Hugs from a finally sunny Berlin, 

Andrei 


———-


Waiting for Alex the conscientious piano tuner.  He called, is coming to put a rubber grip on the piano sheet music shelf.  


Chee is at Dartmouth!!  first essay about Mexico reads like soft butter.  Malouf's opening pages feel more strained.  


4 March  Saturday  


long message from Elizabeth—


Good morning, Virginia and Bob. I had started an e-mail to you the other day, but the message disappeared before I could send it. Wasn't able to redo it at that time. The oil problem was taken care of after 10 PM that night. I had been out pruning blueberries in the snow early that day so was wet and chilled when I got back and found no heat. I didn't want to shower to warm up for fear I'd not hear the oil delivery arrive since they could not pinpoint an ETA. I put on dry clothes, but it wasn't until AM the next morning when the house got back to a normal temp before I felt warm again. In that short period of time, the temp inside the house had fallen down to low 50's. It was a good thing I was here to realize there wasn't any heat. I've had pipes freeze before. It is extremely expensive to repair.

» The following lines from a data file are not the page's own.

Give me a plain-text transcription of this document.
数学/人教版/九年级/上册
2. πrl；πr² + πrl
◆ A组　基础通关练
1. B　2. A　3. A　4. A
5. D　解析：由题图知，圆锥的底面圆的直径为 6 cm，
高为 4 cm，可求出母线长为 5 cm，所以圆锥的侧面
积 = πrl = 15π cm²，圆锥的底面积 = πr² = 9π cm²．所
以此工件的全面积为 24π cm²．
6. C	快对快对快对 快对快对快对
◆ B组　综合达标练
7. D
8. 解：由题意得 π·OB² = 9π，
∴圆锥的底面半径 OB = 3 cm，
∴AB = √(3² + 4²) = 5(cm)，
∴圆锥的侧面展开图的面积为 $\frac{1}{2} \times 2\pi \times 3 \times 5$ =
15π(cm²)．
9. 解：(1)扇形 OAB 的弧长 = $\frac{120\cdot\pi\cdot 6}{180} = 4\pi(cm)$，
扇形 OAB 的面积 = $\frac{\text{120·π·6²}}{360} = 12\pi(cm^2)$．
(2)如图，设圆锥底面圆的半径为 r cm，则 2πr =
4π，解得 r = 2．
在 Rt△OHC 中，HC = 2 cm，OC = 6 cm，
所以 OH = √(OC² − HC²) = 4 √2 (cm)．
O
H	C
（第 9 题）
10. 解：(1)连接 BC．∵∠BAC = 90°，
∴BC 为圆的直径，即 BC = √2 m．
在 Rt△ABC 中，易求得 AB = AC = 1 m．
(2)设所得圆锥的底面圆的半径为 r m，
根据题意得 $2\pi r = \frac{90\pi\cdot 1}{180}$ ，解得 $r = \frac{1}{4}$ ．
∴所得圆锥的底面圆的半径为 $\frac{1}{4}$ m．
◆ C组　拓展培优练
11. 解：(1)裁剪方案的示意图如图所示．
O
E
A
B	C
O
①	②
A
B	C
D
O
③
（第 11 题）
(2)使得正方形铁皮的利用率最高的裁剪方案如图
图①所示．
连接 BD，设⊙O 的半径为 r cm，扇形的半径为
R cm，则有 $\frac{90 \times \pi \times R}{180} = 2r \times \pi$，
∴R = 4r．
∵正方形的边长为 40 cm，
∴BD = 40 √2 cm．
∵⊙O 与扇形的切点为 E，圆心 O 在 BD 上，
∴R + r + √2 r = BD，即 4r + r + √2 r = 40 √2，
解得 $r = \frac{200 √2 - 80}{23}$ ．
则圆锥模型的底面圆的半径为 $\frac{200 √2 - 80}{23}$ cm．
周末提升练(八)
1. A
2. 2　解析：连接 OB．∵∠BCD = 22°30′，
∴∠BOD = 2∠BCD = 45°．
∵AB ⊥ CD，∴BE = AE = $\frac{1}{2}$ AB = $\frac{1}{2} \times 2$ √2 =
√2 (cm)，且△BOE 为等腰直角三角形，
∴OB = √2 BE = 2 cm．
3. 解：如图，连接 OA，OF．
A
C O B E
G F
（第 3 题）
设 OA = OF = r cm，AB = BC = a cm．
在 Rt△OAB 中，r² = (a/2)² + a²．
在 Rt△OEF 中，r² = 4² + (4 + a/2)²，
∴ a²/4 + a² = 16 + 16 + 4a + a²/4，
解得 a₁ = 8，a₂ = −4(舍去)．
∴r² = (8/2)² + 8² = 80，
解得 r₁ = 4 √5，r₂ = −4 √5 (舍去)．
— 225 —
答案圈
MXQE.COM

I had to shovel the berm again at the end of the driveway. Maybe I had better call Ben as you suggest in this msg.


The remote stopped working on the garage door. I bought a replacement battery, but that did not take care of the problem. After looking at the unit on the garage door frame, I was able to ascertain the problem and fix it. (The connecting sensory beam had become unaligned.)


Just to let you know, the toilet downstairs had started to do a whole lot of "sighing" as Bob calls it. It was occurring every few minutes. I looked into that and determined that you are wasting a whole lot of water when that happens. I noticed that a tube was not attached on the inside of the tank. I reattached that, and lightly cleaned the suggested areas in the tank which often build up with debris. This helped a lot but didn't completely fix the problem. I shut off the water to the tank to prevent more water wasting. At some point when I have more free time, I might attempt to try the cleaning inside the tank again, but there is a good likelihood the water intake pump (or whatever the pump on the left is called) needs to be replaced. That is the one that seems to be running when it shouldn't be. I don't think that is too difficult or expensive to replace. Is there someone in particular you want me to call to address this problem?


BTW, your garage doorbell doesn't work. It was a good thing I kept checking the back door every couple of minutes for the oil delivery man after he arrived, because he ended up waiting there after ringing the doorbell to no avail (no ringing sound).


House running fun, huh? I'd rather be on this end of the situation. When I go through periods where tenants are constantly calling me, I end up dreading hearing from them. I attempt to address things here without having to bother you, so you don't dread hearing from me. ;)


I trust you are adjusting nicely after your big family visit. That must have been fun for you all.


——


Bright and warmer.  Good walk at Albert.  After lunch pledge to drive the Old Guadalupe Trail in search of Claude's house.  


Chee gives a great portrait of Annie Dillard Dominatrix and how she taught creative writing at Wesleyan.  And of how the clicked and he found his vocation under her guidance.  Can easily guess how quickly Thomas Wolfe and David Foster Wallace would have flunked and fled her class.  Had forgotten about her.  She's only 77.  She defined a NE aesthetic for a generation.  Tight writing a la Strunk & W that could be "taught".  Plus she was from Pittsburgh and converted to the RC Church.  Chee felt himself an out of place mixed other, growing up in Cape Elizabeth.  New Englander's united under the banner of Thoreau.